The only city I sought was Tucson, with landscapes of well-mannered cacti. Not for my friend Nicola, though – her artistic casita is shaded by mesquite, yucca and ironwood. I slept on her porch that night to feel the velvety warmth so missing from evenings at home. She understood, having lived in Jackson and the Bell Place on Cottonwood Creek in earlier years.
Lessons: Don’t expect 200 miles to be “quick” like Wyoming. Rush-hour traffic starts 30 miles before you get there. And check street numbers before sitting outside the wrong house for two hours in 90-plus heat.

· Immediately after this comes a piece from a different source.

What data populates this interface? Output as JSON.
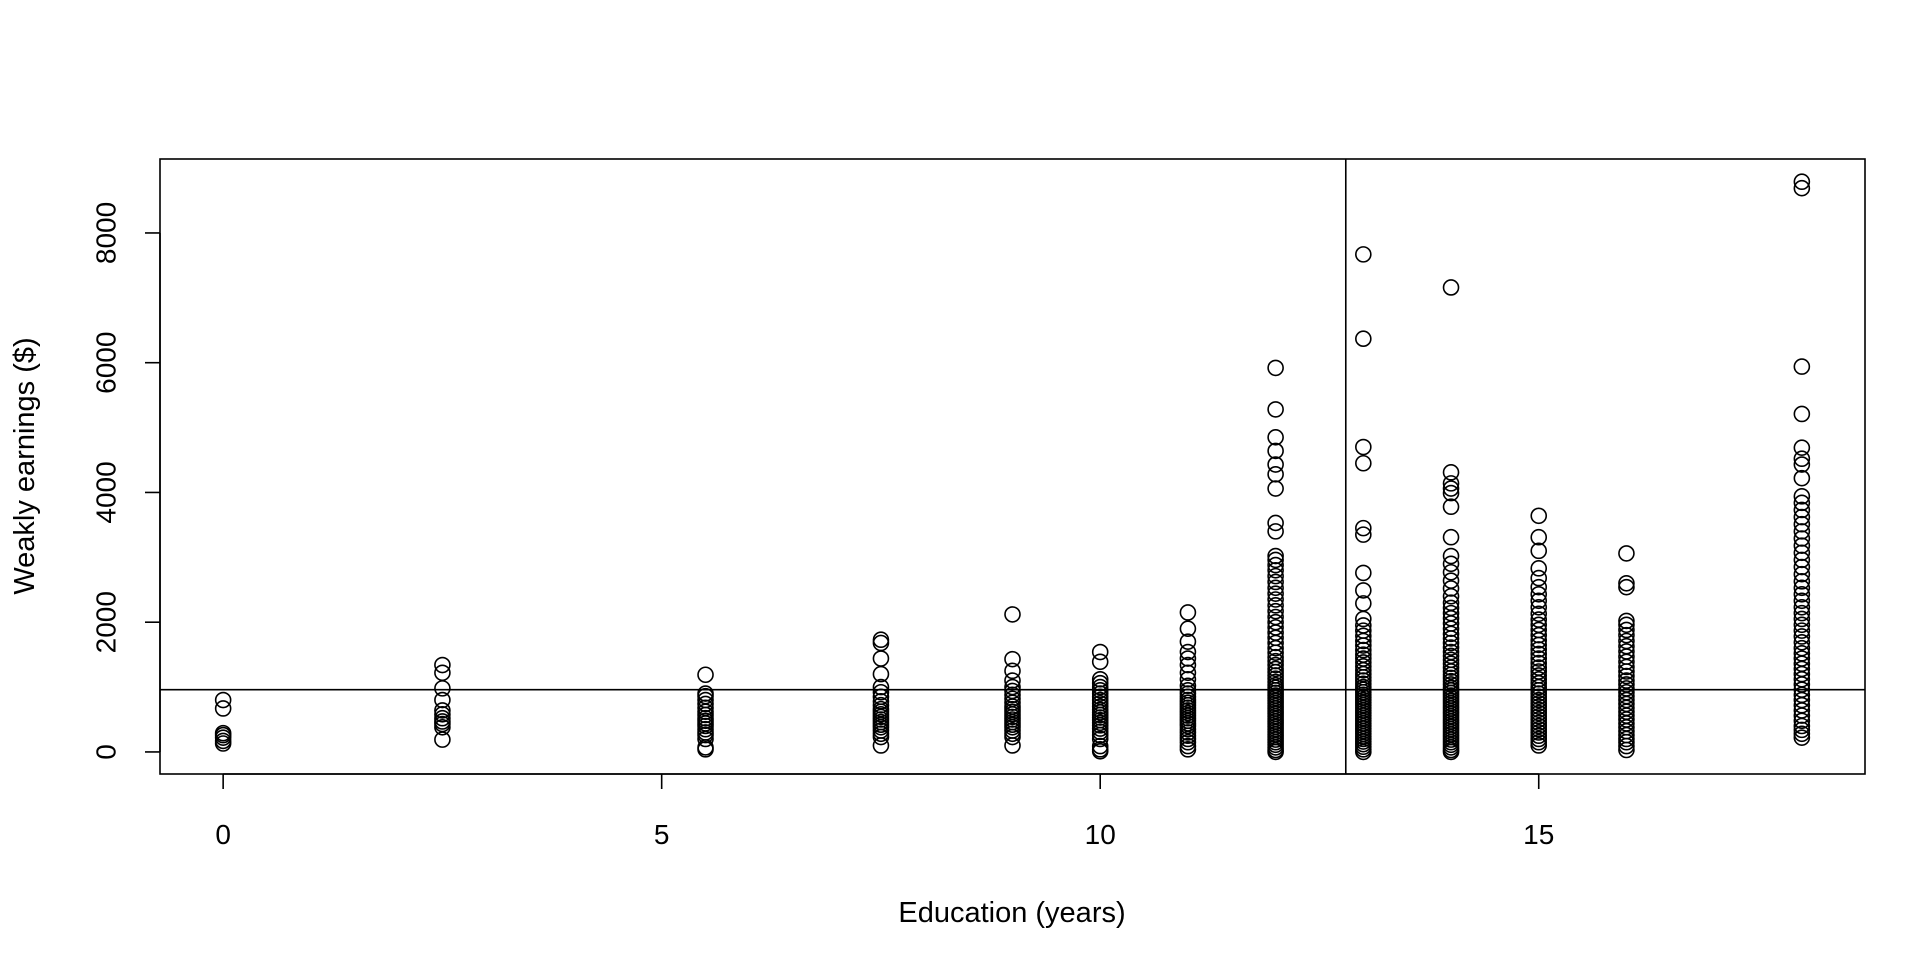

Next stop was to visit Sharon Crittenden in Roosevelt, Arizona, where she and Paul moved for winters and she is at home again. No cell service, but I found her white-fenced “mansion” in the trees where Paul the bright red cardinal visits her daily.
“If she can find me here, she won’t have any trouble getting home,” Sharon told someone on the phone. We talked and hugged and I left the next morning.
I thought, “That is the truth. How hard could it be from here?”
I missed Pinedale, Arizona, but I did drive through Snowflake…
My short list whittled down to the Petrified Forest, Canyons of the Ancients and Hovenweep.
Each was incredible and condensed into driving loops, sites and trails that satisfy many travelers. None invited people off the beaten path. Adjusting expectations, I found pleasure walking more slowly to sense these places. Limestone, sandstone, peach, violet, umber and ochre, orange, blossoming ironwood, honeysuckle, potentilla, prickly pear and cholla.
Lessons: Visitor centers close at 4 or 5 p.m. when the sun is still shining. What now? Don’t backtrack – push ahead.
I was absolutely determined to avoid Salt Lake City and drive home via Highway 189/191, which in Utah is four lanes in each direction. But I missed an unmarked exit, eventually pulling the Honda off the insane interstate just south of the city, almost sobbing with frustration. I called Kevin for calming advice, accosted a young couple with a smart phone and drove to Heber City in the dark. So close and yet so far.
Lessons: If you drive more than two blocks off the interstate, you will get lost. Routes are not well marked; most people probably ask Alexa? And the cheapest looking motel will be exactly that.
I’d traveled through hot and dry, balmy breezes and blue skies. Driving north into Wyoming, the air turned sharp and chilly, green leaves still in tightly curled buds at home.
Lessons: Even a strange trip has its pleasures and wonders. Getting lost doesn’t mean you’ll never get home. Eventually, the whole escapade can fade into a distant dream – don’t let it.
Total return distance – 1,4737.7 miles.